As the American military pulls its troops out of Syria, a process that's expected to wrap up over the next month, President Trump's focus will likely shift toward winding down America's most intractable "forever war": The ongoing battle against the Taliban in Afghanistan. After arriving at an agreement in principle with the Taliban last month, the New York Times on Thursday published a report about next steps, citing a group of anonymous European and US officials, who offered a broad-strokes accounting of a withdrawal plan that's rapidly gaining support in Washington and Brussels.
The plan, which as become part of the negotiations with the Taliban over a possible power-sharing agreement with the government in Kabul that would bring about an end to the fighting, would involve halving the number of American troops in the country over the coming months - reducing their numbers from roughly 14,000 to 7,000, and shifting the focus of military operations from a "counterinsurgency" framework to focus on "counterterrorism" operations.
Ultimately, the plan calls for all European and US troops to leave Afghanistan in 5 years, while the US and Europe would continue a measure of financial support for the troubled Afghan military.
Until the withdrawal has been completed, US troops would continue attacks on Al Qaeda and ISIS forces in Afghanistan, including partnering with Afghan commandos for training and raids.
Over the coming five years, European forces would continue their training work with the Afghan military, while US would shift more resources to providing logistical support - some of which could be based outside of Afghanistan - would still be made available.
"The Europeans are perfectly capable of conducting the training mission," James Stavridis, a retired American admiral and former top NATO commander who is now with the Carlyle Group private equity firm. "It is a smart division of labor to have the United States shift the bulk of its effort toward the special forces mission and having the Europeans do the training mission."
Mr.
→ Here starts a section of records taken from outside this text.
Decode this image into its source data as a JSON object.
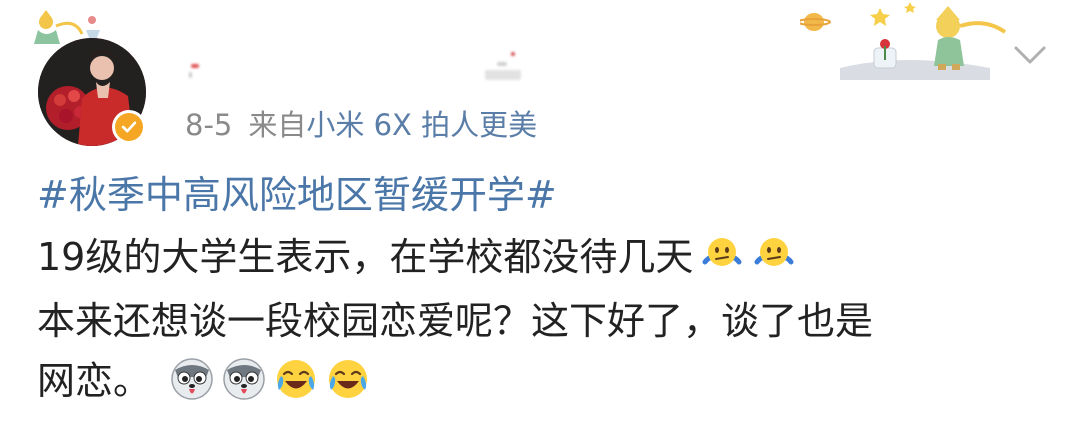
{
  "post": {
    "date": "8-5",
    "from_label": "来自",
    "device": "小米 6X 拍人更美",
    "topic": "#秋季中高风险地区暂缓开学#",
    "lines": [
      "19级的大学生表示，在学校都没待几天",
      "本来还想谈一段校园恋爱呢？这下好了，谈了也是",
      "网恋。"
    ]
  },
  "icons": {
    "verified": "verified-badge-icon",
    "chevron": "chevron-down-icon",
    "line1_emojis": [
      "shrug-emoji-icon",
      "shrug-emoji-icon"
    ],
    "line3_emojis": [
      "husky-dog-emoji-icon",
      "husky-dog-emoji-icon",
      "laugh-cry-emoji-icon",
      "laugh-cry-emoji-icon"
    ]
  },
  "colors": {
    "topic_link": "#4a76a8",
    "device_link": "#5b7ea8",
    "meta_gray": "#8a8a8a",
    "verified": "#f5a623"
  }
}
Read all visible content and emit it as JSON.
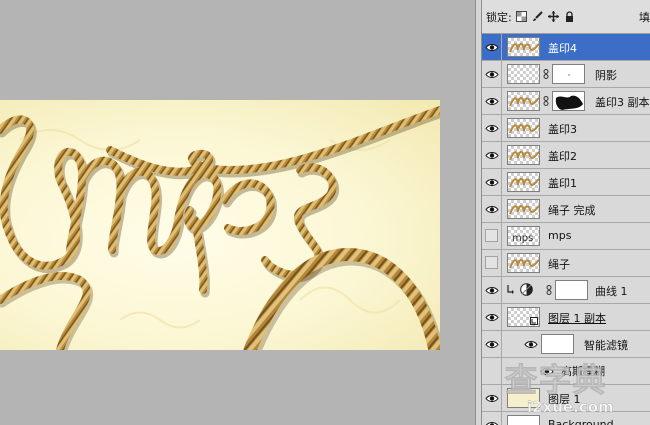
{
  "lock_bar": {
    "label": "锁定:",
    "fill_label": "填"
  },
  "layers": [
    {
      "name": "盖印4",
      "visible": true,
      "selected": true,
      "thumb": "rope"
    },
    {
      "name": "阴影",
      "visible": true,
      "thumb": "checker",
      "mask": "white"
    },
    {
      "name": "盖印3 副本",
      "visible": true,
      "thumb": "rope",
      "mask": "black-shape"
    },
    {
      "name": "盖印3",
      "visible": true,
      "thumb": "rope"
    },
    {
      "name": "盖印2",
      "visible": true,
      "thumb": "rope"
    },
    {
      "name": "盖印1",
      "visible": true,
      "thumb": "rope"
    },
    {
      "name": "绳子 完成",
      "visible": true,
      "thumb": "rope"
    },
    {
      "name": "mps",
      "visible": false,
      "thumb": "text"
    },
    {
      "name": "绳子",
      "visible": false,
      "thumb": "rope"
    },
    {
      "name": "曲线 1",
      "visible": true,
      "thumb": "white",
      "adjustment": true
    },
    {
      "name": "图层 1 副本",
      "visible": true,
      "thumb": "checker",
      "smart_object": true
    },
    {
      "name": "智能滤镜",
      "visible": true,
      "thumb": "white",
      "filter_mask": true
    },
    {
      "name": "高斯模糊",
      "visible": true,
      "filter": true
    },
    {
      "name": "图层 1",
      "visible": true,
      "thumb": "cream"
    },
    {
      "name": "Background",
      "visible": true,
      "thumb": "white"
    }
  ],
  "watermark": {
    "title": "查字典",
    "subtitle": "i2xue.com"
  },
  "colors": {
    "selection": "#3c6ec8",
    "canvas_bg": "#b4b4b4",
    "panel_bg": "#d9d9d9"
  }
}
Stavridis said the two missions would be coordinated, including American logistical support and military backup for the European troops.
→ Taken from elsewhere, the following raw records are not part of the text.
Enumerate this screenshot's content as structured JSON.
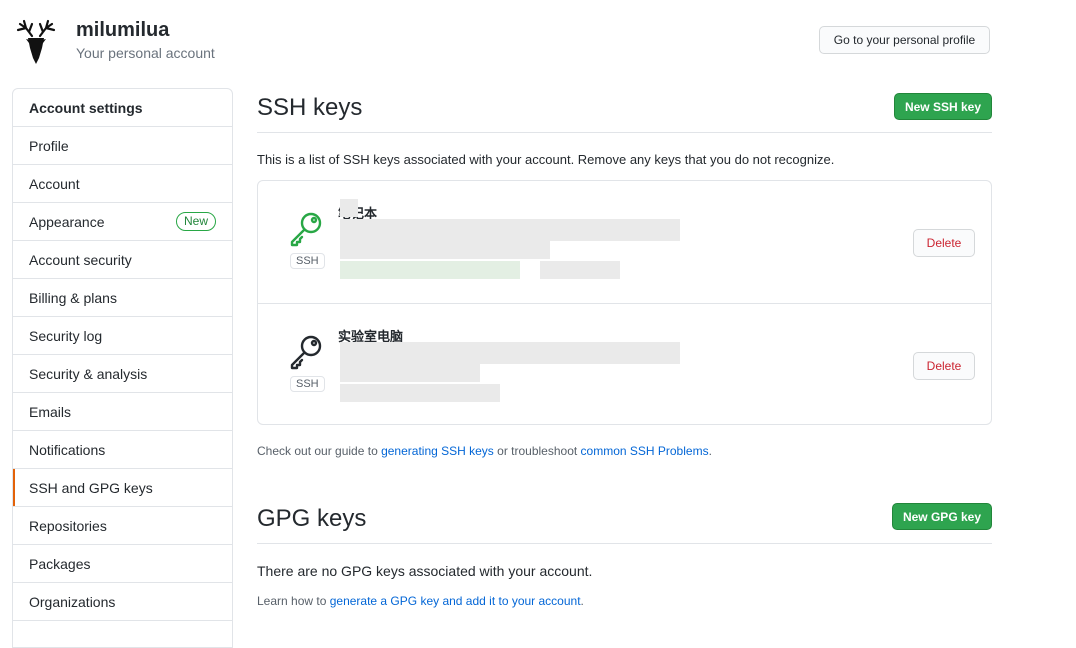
{
  "account": {
    "name": "milumilua",
    "subtitle": "Your personal account",
    "profile_button": "Go to your personal profile"
  },
  "sidebar": {
    "header": "Account settings",
    "items": [
      {
        "label": "Profile"
      },
      {
        "label": "Account"
      },
      {
        "label": "Appearance",
        "badge": "New"
      },
      {
        "label": "Account security"
      },
      {
        "label": "Billing & plans"
      },
      {
        "label": "Security log"
      },
      {
        "label": "Security & analysis"
      },
      {
        "label": "Emails"
      },
      {
        "label": "Notifications"
      },
      {
        "label": "SSH and GPG keys",
        "selected": true
      },
      {
        "label": "Repositories"
      },
      {
        "label": "Packages"
      },
      {
        "label": "Organizations"
      }
    ]
  },
  "ssh": {
    "title": "SSH keys",
    "new_button": "New SSH key",
    "description": "This is a list of SSH keys associated with your account. Remove any keys that you do not recognize.",
    "keys": [
      {
        "title": "笔记本",
        "type_label": "SSH",
        "delete_label": "Delete",
        "icon_color": "#28a745"
      },
      {
        "title": "实验室电脑",
        "type_label": "SSH",
        "delete_label": "Delete",
        "icon_color": "#24292e"
      }
    ],
    "guide": {
      "prefix": "Check out our guide to ",
      "link1": "generating SSH keys",
      "middle": " or troubleshoot ",
      "link2": "common SSH Problems",
      "suffix": "."
    }
  },
  "gpg": {
    "title": "GPG keys",
    "new_button": "New GPG key",
    "empty_text": "There are no GPG keys associated with your account.",
    "learn": {
      "prefix": "Learn how to ",
      "link": "generate a GPG key and add it to your account",
      "suffix": "."
    }
  },
  "colors": {
    "accent_green": "#2ea44f",
    "link_blue": "#0366d6",
    "danger_red": "#cb2431",
    "selected_marker": "#e36209"
  }
}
The NYT report followed the beginning of a round of negotiations involving senior officials on both sides.
On Monday, American diplomats met with the Taliban in Qatar in the highest-level negotiations yet, including the attendance of Gen. Austin S. Miller, the commander of the international mission in Afghanistan. The negotiations paused on Wednesday and are set to resume on Saturday.
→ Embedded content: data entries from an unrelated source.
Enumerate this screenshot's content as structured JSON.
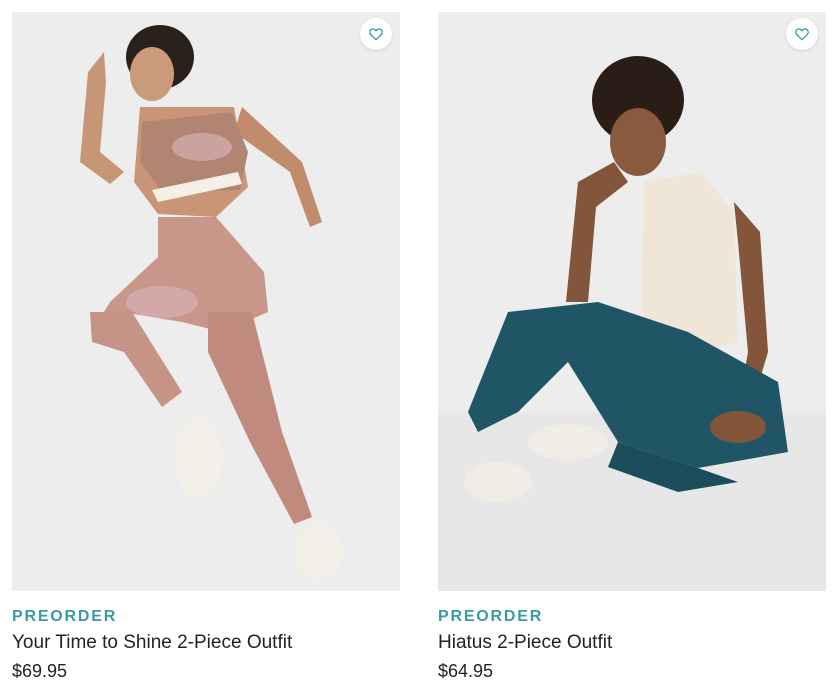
{
  "products": [
    {
      "badge": "PREORDER",
      "name": "Your Time to Shine 2-Piece Outfit",
      "price": "$69.95",
      "wishlist_icon": "heart-outline-icon"
    },
    {
      "badge": "PREORDER",
      "name": "Hiatus 2-Piece Outfit",
      "price": "$64.95",
      "wishlist_icon": "heart-outline-icon"
    }
  ],
  "colors": {
    "accent": "#3a9aa2",
    "text": "#222222",
    "photo_bg": "#ececec"
  }
}
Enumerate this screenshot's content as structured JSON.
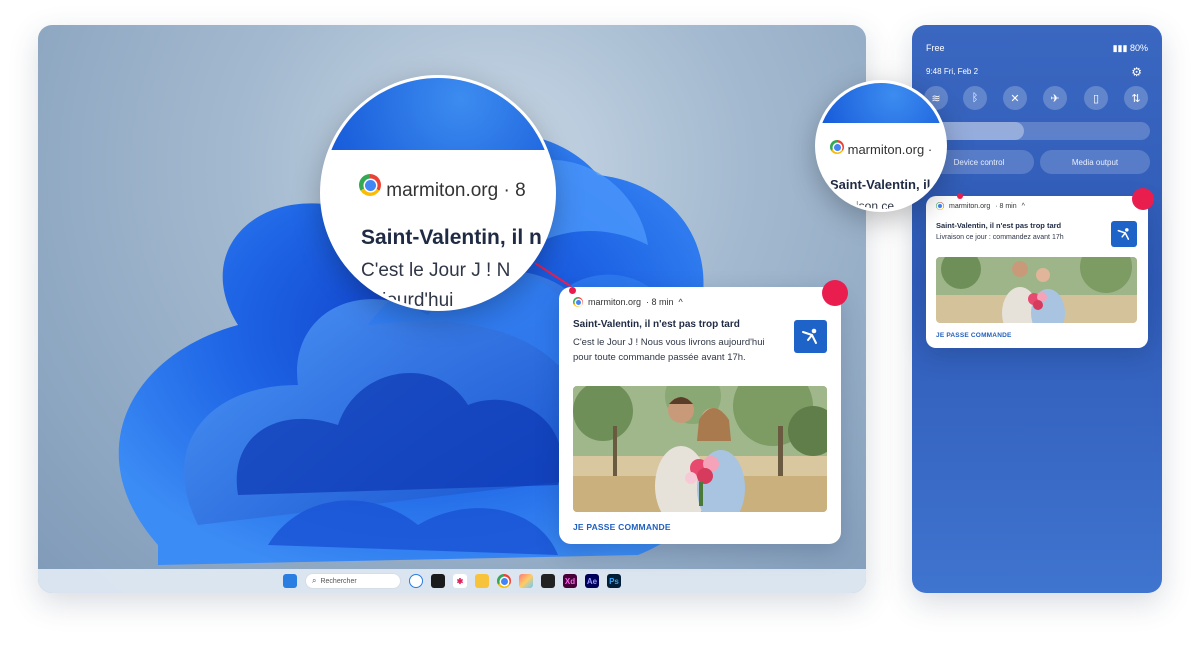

The two sides have sought to flesh out a framework agreement, decided in principle last month, for the full withdrawal of foreign troops and assurances by the Taliban to prevent terrorist groups that seek to attack the United States from using Afghan territory as a safe haven.
The Afghan government has not been a part of the negotiations because of Taliban reluctance to talk to President Ashraf Ghani or his envoys.
Of course, while President Trump has made ending America's foreign entanglements a cornerstone of his "America first" rhetoric, the fact that the plan has broad support doesn't preclude the possibility that Trump could scuttle it.